Investment of €8B planned for Sines is example of virtues

  • Lusa
  • 24 January 2023

The cycle of private business investment adds up to "almost 3,000 direct jobs" and "almost eight billion euros of investment".

Portugal’s secretary of state for internationalisation, Bernardo Ivo Cruz, has said that the cycle of investments planned for the port of Sines (in the Setúbal region), amounting to eight billion euros, is “an example of virtues” in economic, environmental and technological terms.

“Sines, at this moment, is an example of virtues. It is an example of economic virtues, it is an example of environmental virtues, it is an example of technological virtues, it is an example of virtues of combating desertification in the interior of Portugal,” he told Lusa news agency.
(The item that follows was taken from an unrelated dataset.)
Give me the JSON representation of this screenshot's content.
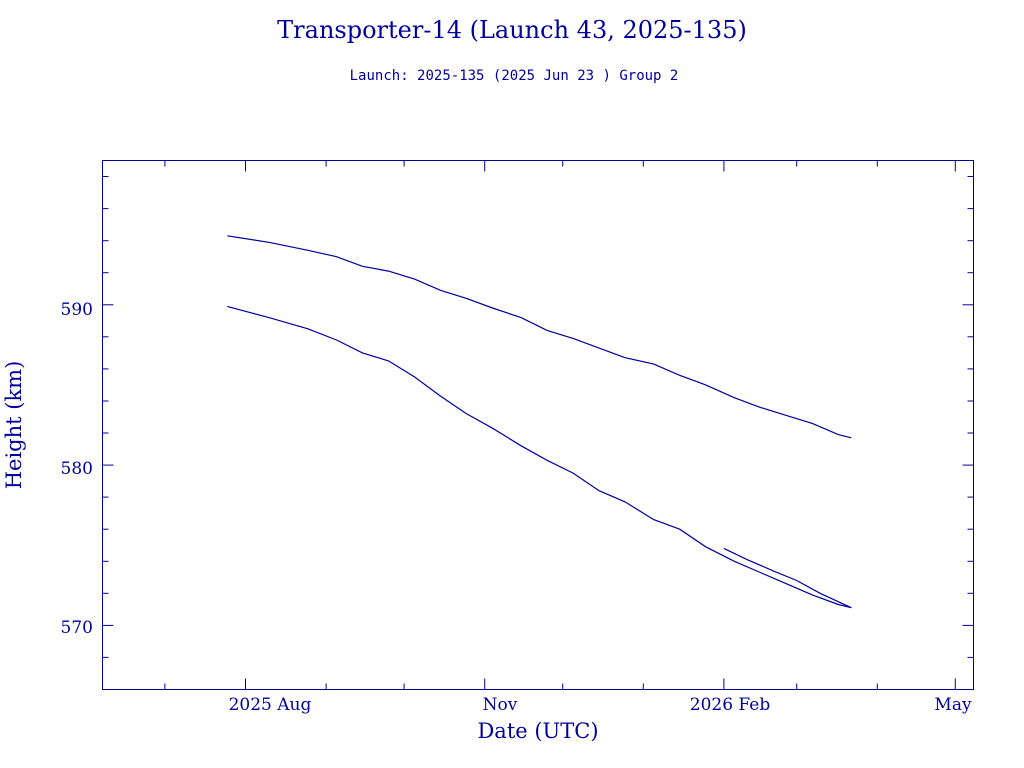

On the sidelines of a visit he made to the Sines port, logistics and industrial complex on Monday, where investments of 8 billion euros are planned, the minister said that job creation and combating desertification are other effects of “internationalisation and attracting foreign investment”.

“There is another effect of this internationalisation and this attraction of foreign investment that comes to regions outside large urban centres, which is to anchor people to the land, create jobs and also combat desertification in areas of the country that were more deserted,” he said.
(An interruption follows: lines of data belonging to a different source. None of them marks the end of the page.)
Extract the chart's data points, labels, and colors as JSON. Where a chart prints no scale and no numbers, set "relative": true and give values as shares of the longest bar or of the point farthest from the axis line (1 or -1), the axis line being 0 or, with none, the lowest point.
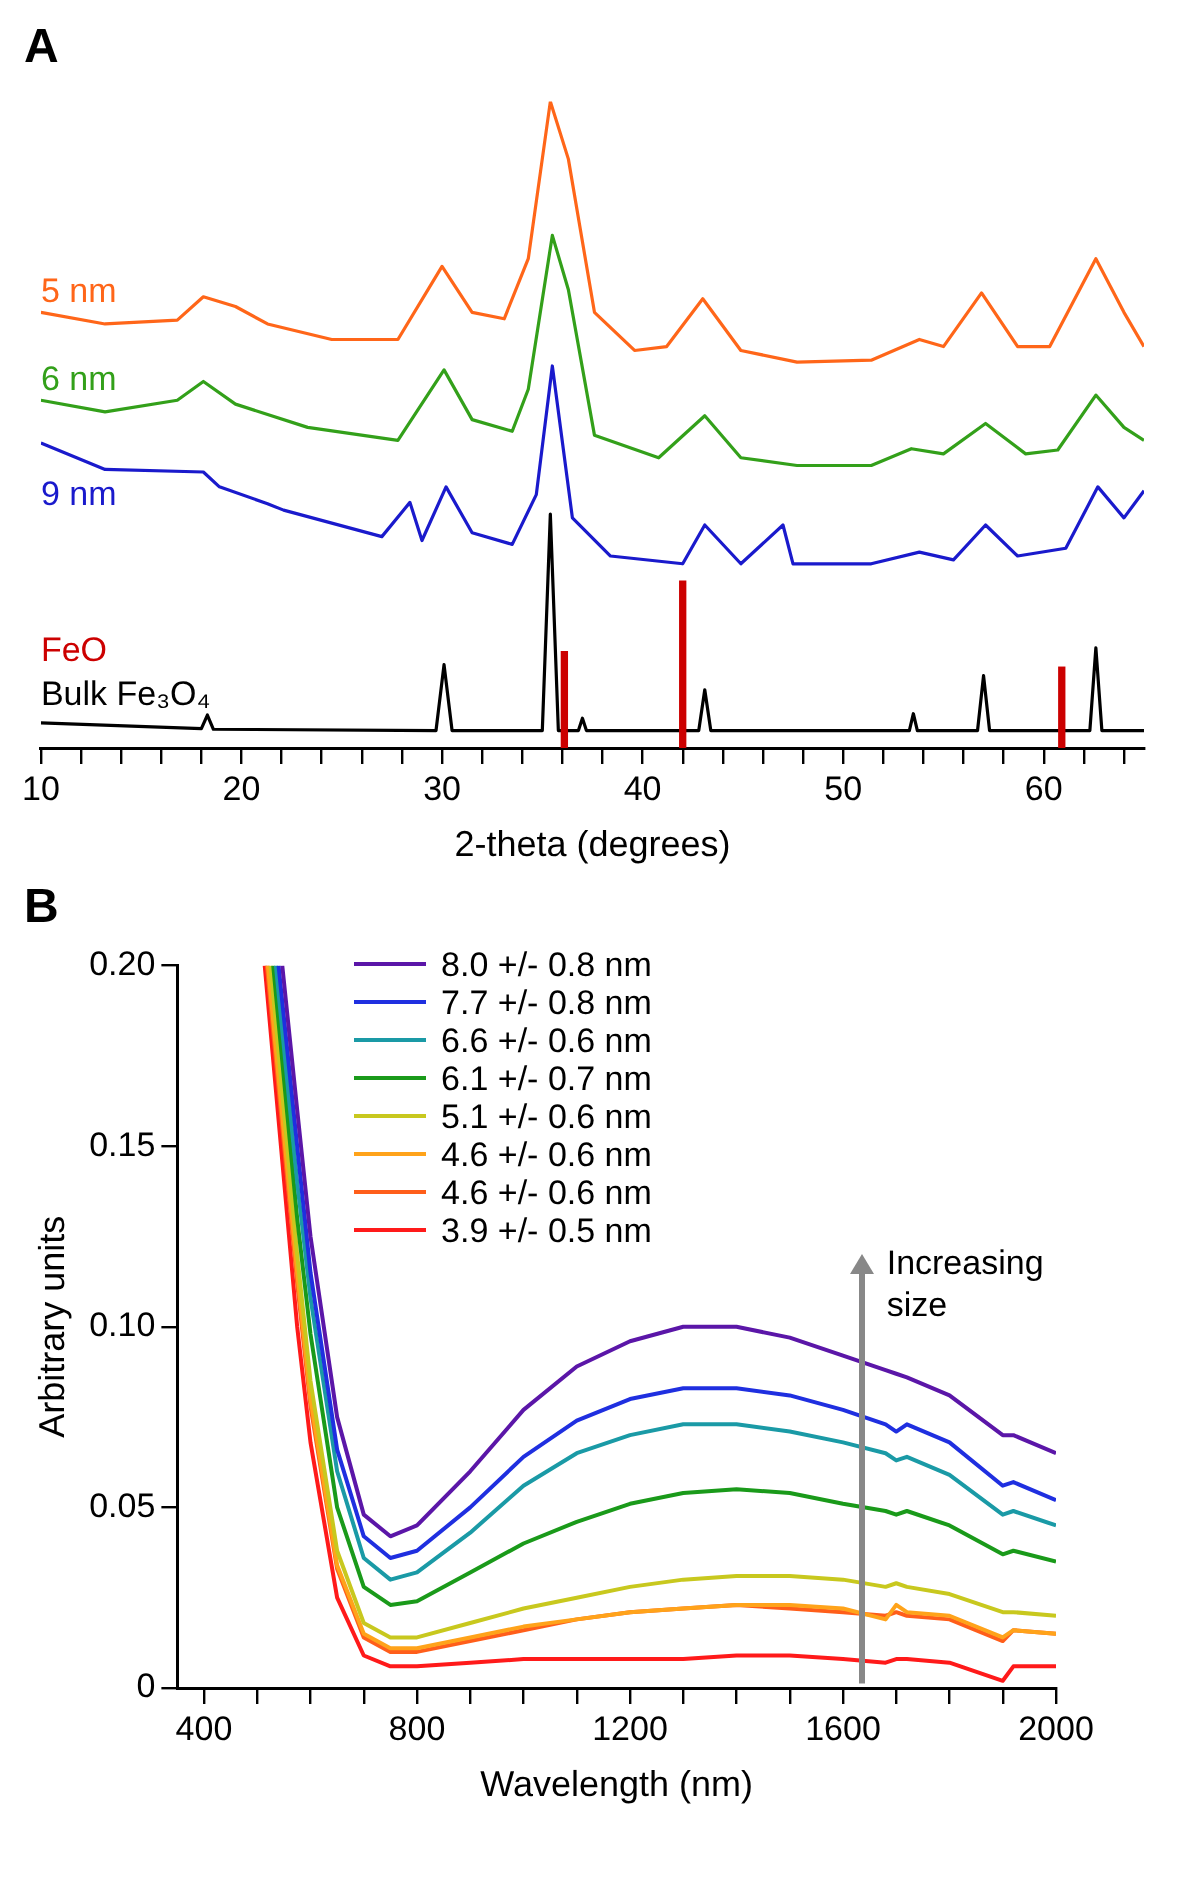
{
  "chart_data": [
    {
      "type": "line",
      "title": "A",
      "xlabel": "2-theta (degrees)",
      "relative": true,
      "legend": false,
      "grid": false,
      "xlim": [
        10,
        65
      ],
      "xticks": [
        10,
        {
          "value": 12,
          "label": null
        },
        {
          "value": 14,
          "label": null
        },
        {
          "value": 16,
          "label": null
        },
        {
          "value": 18,
          "label": null
        },
        20,
        {
          "value": 22,
          "label": null
        },
        {
          "value": 24,
          "label": null
        },
        {
          "value": 26,
          "label": null
        },
        {
          "value": 28,
          "label": null
        },
        30,
        {
          "value": 32,
          "label": null
        },
        {
          "value": 34,
          "label": null
        },
        {
          "value": 36,
          "label": null
        },
        {
          "value": 38,
          "label": null
        },
        40,
        {
          "value": 42,
          "label": null
        },
        {
          "value": 44,
          "label": null
        },
        {
          "value": 46,
          "label": null
        },
        {
          "value": 48,
          "label": null
        },
        50,
        {
          "value": 52,
          "label": null
        },
        {
          "value": 54,
          "label": null
        },
        {
          "value": 56,
          "label": null
        },
        {
          "value": 58,
          "label": null
        },
        60,
        {
          "value": 62,
          "label": null
        },
        {
          "value": 64,
          "label": null
        }
      ],
      "series": [
        {
          "name": "5 nm",
          "color": "#ff6619",
          "x": [
            10.0,
            13.2,
            16.8,
            18.1,
            19.7,
            21.3,
            24.5,
            27.8,
            30.0,
            31.5,
            33.1,
            34.3,
            35.4,
            36.3,
            37.6,
            39.6,
            41.2,
            43.0,
            44.9,
            47.7,
            51.4,
            53.8,
            55.0,
            56.9,
            58.7,
            60.3,
            62.6,
            64.0,
            65.0
          ],
          "values": [
            0.674,
            0.656,
            0.662,
            0.698,
            0.683,
            0.656,
            0.632,
            0.632,
            0.745,
            0.674,
            0.664,
            0.757,
            1.0,
            0.911,
            0.674,
            0.615,
            0.621,
            0.695,
            0.615,
            0.597,
            0.6,
            0.632,
            0.621,
            0.704,
            0.621,
            0.621,
            0.757,
            0.674,
            0.621
          ]
        },
        {
          "name": "6 nm",
          "color": "#33a01a",
          "x": [
            10.0,
            13.2,
            16.8,
            18.1,
            19.7,
            23.3,
            27.8,
            30.1,
            31.5,
            33.5,
            34.3,
            35.5,
            36.3,
            37.6,
            40.8,
            43.1,
            44.9,
            47.7,
            51.4,
            53.4,
            55.0,
            57.1,
            59.1,
            60.7,
            62.6,
            64.0,
            65.0
          ],
          "values": [
            0.538,
            0.52,
            0.538,
            0.567,
            0.532,
            0.496,
            0.476,
            0.585,
            0.508,
            0.49,
            0.555,
            0.793,
            0.709,
            0.484,
            0.449,
            0.514,
            0.449,
            0.437,
            0.437,
            0.463,
            0.455,
            0.502,
            0.455,
            0.461,
            0.546,
            0.496,
            0.476
          ]
        },
        {
          "name": "9 nm",
          "color": "#1a1acc",
          "x": [
            10.0,
            13.2,
            18.1,
            18.9,
            21.3,
            22.1,
            27.0,
            28.4,
            29.0,
            30.2,
            31.5,
            33.5,
            34.7,
            35.5,
            36.5,
            38.4,
            42.0,
            43.1,
            44.9,
            47.0,
            47.5,
            51.4,
            53.8,
            55.5,
            57.1,
            58.7,
            61.1,
            62.7,
            64.0,
            65.0
          ],
          "values": [
            0.472,
            0.431,
            0.427,
            0.404,
            0.378,
            0.368,
            0.327,
            0.38,
            0.321,
            0.404,
            0.333,
            0.315,
            0.392,
            0.591,
            0.356,
            0.297,
            0.285,
            0.345,
            0.285,
            0.345,
            0.285,
            0.285,
            0.303,
            0.291,
            0.345,
            0.297,
            0.309,
            0.404,
            0.356,
            0.398
          ]
        },
        {
          "name": "FeO",
          "type": "bar",
          "color": "#cc0000",
          "x": [
            36.1,
            42.0,
            60.9
          ],
          "values": [
            0.149,
            0.258,
            0.125
          ]
        },
        {
          "name": "Bulk Fe₃O₄",
          "color": "#000000",
          "x": [
            10,
            18.0,
            18.3,
            18.6,
            29.7,
            30.1,
            30.5,
            35.0,
            35.4,
            35.8,
            36.8,
            37.0,
            37.2,
            42.8,
            43.1,
            43.4,
            53.3,
            53.5,
            53.7,
            56.7,
            57.0,
            57.3,
            62.3,
            62.6,
            62.9,
            65
          ],
          "values": [
            0.039,
            0.03,
            0.051,
            0.029,
            0.027,
            0.129,
            0.027,
            0.027,
            0.362,
            0.027,
            0.027,
            0.046,
            0.027,
            0.027,
            0.09,
            0.027,
            0.027,
            0.053,
            0.027,
            0.027,
            0.112,
            0.027,
            0.027,
            0.155,
            0.027,
            0.027
          ]
        }
      ]
    },
    {
      "type": "line",
      "title": "B",
      "xlabel": "Wavelength (nm)",
      "ylabel": "Arbitrary units",
      "legend": "top",
      "grid": false,
      "xlim": [
        350,
        2000
      ],
      "ylim": [
        0,
        0.2
      ],
      "xticks": [
        400,
        {
          "value": 500,
          "label": null
        },
        {
          "value": 600,
          "label": null
        },
        {
          "value": 700,
          "label": null
        },
        800,
        {
          "value": 900,
          "label": null
        },
        {
          "value": 1000,
          "label": null
        },
        {
          "value": 1100,
          "label": null
        },
        1200,
        {
          "value": 1300,
          "label": null
        },
        {
          "value": 1400,
          "label": null
        },
        {
          "value": 1500,
          "label": null
        },
        1600,
        {
          "value": 1700,
          "label": null
        },
        {
          "value": 1800,
          "label": null
        },
        {
          "value": 1900,
          "label": null
        },
        2000
      ],
      "yticks": [
        0,
        0.05,
        {
          "value": 0.1,
          "label": "0.10"
        },
        0.15,
        {
          "value": 0.2,
          "label": "0.20"
        }
      ],
      "annotations": [
        "Increasing size"
      ],
      "series": [
        {
          "name": "8.0 +/- 0.8 nm",
          "color": "#5b16a8",
          "x": [
            547,
            575,
            600,
            650,
            700,
            750,
            800,
            900,
            1000,
            1100,
            1200,
            1300,
            1400,
            1500,
            1600,
            1680,
            1700,
            1720,
            1800,
            1900,
            1920,
            2000
          ],
          "values": [
            0.2,
            0.16,
            0.125,
            0.075,
            0.048,
            0.042,
            0.045,
            0.06,
            0.077,
            0.089,
            0.096,
            0.1,
            0.1,
            0.097,
            0.092,
            0.088,
            0.087,
            0.086,
            0.081,
            0.07,
            0.07,
            0.065
          ]
        },
        {
          "name": "7.7 +/- 0.8 nm",
          "color": "#1f2fe0",
          "x": [
            540,
            575,
            600,
            650,
            700,
            750,
            800,
            900,
            1000,
            1100,
            1200,
            1300,
            1400,
            1500,
            1600,
            1680,
            1700,
            1720,
            1800,
            1900,
            1920,
            2000
          ],
          "values": [
            0.2,
            0.15,
            0.115,
            0.066,
            0.042,
            0.036,
            0.038,
            0.05,
            0.064,
            0.074,
            0.08,
            0.083,
            0.083,
            0.081,
            0.077,
            0.073,
            0.071,
            0.073,
            0.068,
            0.056,
            0.057,
            0.052
          ]
        },
        {
          "name": "6.6 +/- 0.6 nm",
          "color": "#1a9aa6",
          "x": [
            535,
            575,
            600,
            650,
            700,
            750,
            800,
            900,
            1000,
            1100,
            1200,
            1300,
            1400,
            1500,
            1600,
            1680,
            1700,
            1720,
            1800,
            1900,
            1920,
            2000
          ],
          "values": [
            0.2,
            0.14,
            0.108,
            0.06,
            0.036,
            0.03,
            0.032,
            0.043,
            0.056,
            0.065,
            0.07,
            0.073,
            0.073,
            0.071,
            0.068,
            0.065,
            0.063,
            0.064,
            0.059,
            0.048,
            0.049,
            0.045
          ]
        },
        {
          "name": "6.1 +/- 0.7 nm",
          "color": "#1a9a1a",
          "x": [
            530,
            575,
            600,
            650,
            700,
            750,
            800,
            900,
            1000,
            1100,
            1200,
            1300,
            1400,
            1500,
            1600,
            1680,
            1700,
            1720,
            1800,
            1900,
            1920,
            2000
          ],
          "values": [
            0.2,
            0.13,
            0.098,
            0.05,
            0.028,
            0.023,
            0.024,
            0.032,
            0.04,
            0.046,
            0.051,
            0.054,
            0.055,
            0.054,
            0.051,
            0.049,
            0.048,
            0.049,
            0.045,
            0.037,
            0.038,
            0.035
          ]
        },
        {
          "name": "5.1 +/- 0.6 nm",
          "color": "#c8c81e",
          "x": [
            525,
            575,
            600,
            650,
            700,
            750,
            800,
            900,
            1000,
            1100,
            1200,
            1300,
            1400,
            1500,
            1600,
            1680,
            1700,
            1720,
            1800,
            1900,
            1920,
            2000
          ],
          "values": [
            0.2,
            0.12,
            0.085,
            0.038,
            0.018,
            0.014,
            0.014,
            0.018,
            0.022,
            0.025,
            0.028,
            0.03,
            0.031,
            0.031,
            0.03,
            0.028,
            0.029,
            0.028,
            0.026,
            0.021,
            0.021,
            0.02
          ]
        },
        {
          "name": "4.6 +/- 0.6 nm",
          "color": "#ffa31a",
          "x": [
            520,
            575,
            600,
            650,
            700,
            750,
            800,
            900,
            1000,
            1100,
            1200,
            1300,
            1400,
            1500,
            1600,
            1680,
            1700,
            1720,
            1800,
            1900,
            1920,
            2000
          ],
          "values": [
            0.2,
            0.115,
            0.08,
            0.034,
            0.015,
            0.011,
            0.011,
            0.014,
            0.017,
            0.019,
            0.021,
            0.022,
            0.023,
            0.023,
            0.022,
            0.019,
            0.023,
            0.021,
            0.02,
            0.014,
            0.016,
            0.015
          ]
        },
        {
          "name": "4.6 +/- 0.6 nm",
          "color": "#ff5e1a",
          "x": [
            518,
            575,
            600,
            650,
            700,
            750,
            800,
            900,
            1000,
            1100,
            1200,
            1300,
            1400,
            1500,
            1600,
            1680,
            1700,
            1720,
            1800,
            1900,
            1920,
            2000
          ],
          "values": [
            0.2,
            0.112,
            0.078,
            0.033,
            0.014,
            0.01,
            0.01,
            0.013,
            0.016,
            0.019,
            0.021,
            0.022,
            0.023,
            0.022,
            0.021,
            0.02,
            0.021,
            0.02,
            0.019,
            0.013,
            0.016,
            0.015
          ]
        },
        {
          "name": "3.9 +/- 0.5 nm",
          "color": "#ff1a1a",
          "x": [
            514,
            575,
            600,
            650,
            700,
            750,
            800,
            900,
            1000,
            1100,
            1200,
            1300,
            1400,
            1500,
            1600,
            1680,
            1700,
            1720,
            1800,
            1900,
            1920,
            2000
          ],
          "values": [
            0.2,
            0.1,
            0.068,
            0.025,
            0.009,
            0.006,
            0.006,
            0.007,
            0.008,
            0.008,
            0.008,
            0.008,
            0.009,
            0.009,
            0.008,
            0.007,
            0.008,
            0.008,
            0.007,
            0.002,
            0.006,
            0.006
          ]
        }
      ]
    }
  ]
}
For Bernardo Ivo Cruz, “the companies that have set up in Sines represent millions of euros of investment, thousands of qualified jobs and are also particularly concerned with the people who were already here” and who “are being trained and prepared to be able to work in this new economy”.

The cycle of private business investment adds up to “almost 3,000 direct jobs” and “almost eight billion euros of investment,” the minister specified.

“They are all companies that have concerns about their social impact,” and “they all have concerns about their environmental impact and today any sector, particularly the private sector, besides having economic growth, has to be aware of the impact it has on society and the environment,” he stressed.

After a visit to the EDP Produção Sines Thermoelectric Power Plant, where he was informed about the decommissioning process of the coal-fired power plant and the future GreenH2Atlantic green hydrogen project, the governor revealed that the promoters “are optimistic”.

“It’s a large investment, it’s an investment that has a set of challenges, but the promoters are optimistic and say they are on schedule, they are moving forward,” he revealed.

And reinforced that green hydrogen “is one of the energies of the future” and that “with these investments and with this new science” the country is “moving towards the day” when it will no longer be an energy importer but can “be self-sufficient and eventually an energy exporter”.

For the minister, an example of this is the “renewable gas connection” between Portugal, Spain and France, which will be extended to Germany.

This connection, he argued, “will allow Portugal to be part of the energy export chain to the centre of Europe.

“And this is completely new in our history, we never exported energy, we always imported energy and now we will enter the wonderful world of energy exporters, in our case, renewable energy,” he concluded.

The visit included the Sines Petrochemical Complex, of Repsol Polímeros, where the “Alba” project is underway, with the construction of a polyethylene plant and another for polypropylene, essential for self-supply and development of national industry and the construction work of one of the largest green Data Centres in Europe, developed by Start Campus.

The minister also visited Galp’s Sines refinery where an industrial project based on the production of green hydrogen is being implemented and met with the Sines and Algarve Port Authority about the expansion of Terminal XXI and the prospect of launching this year the international tender for the new Vasco da Gama Terminal.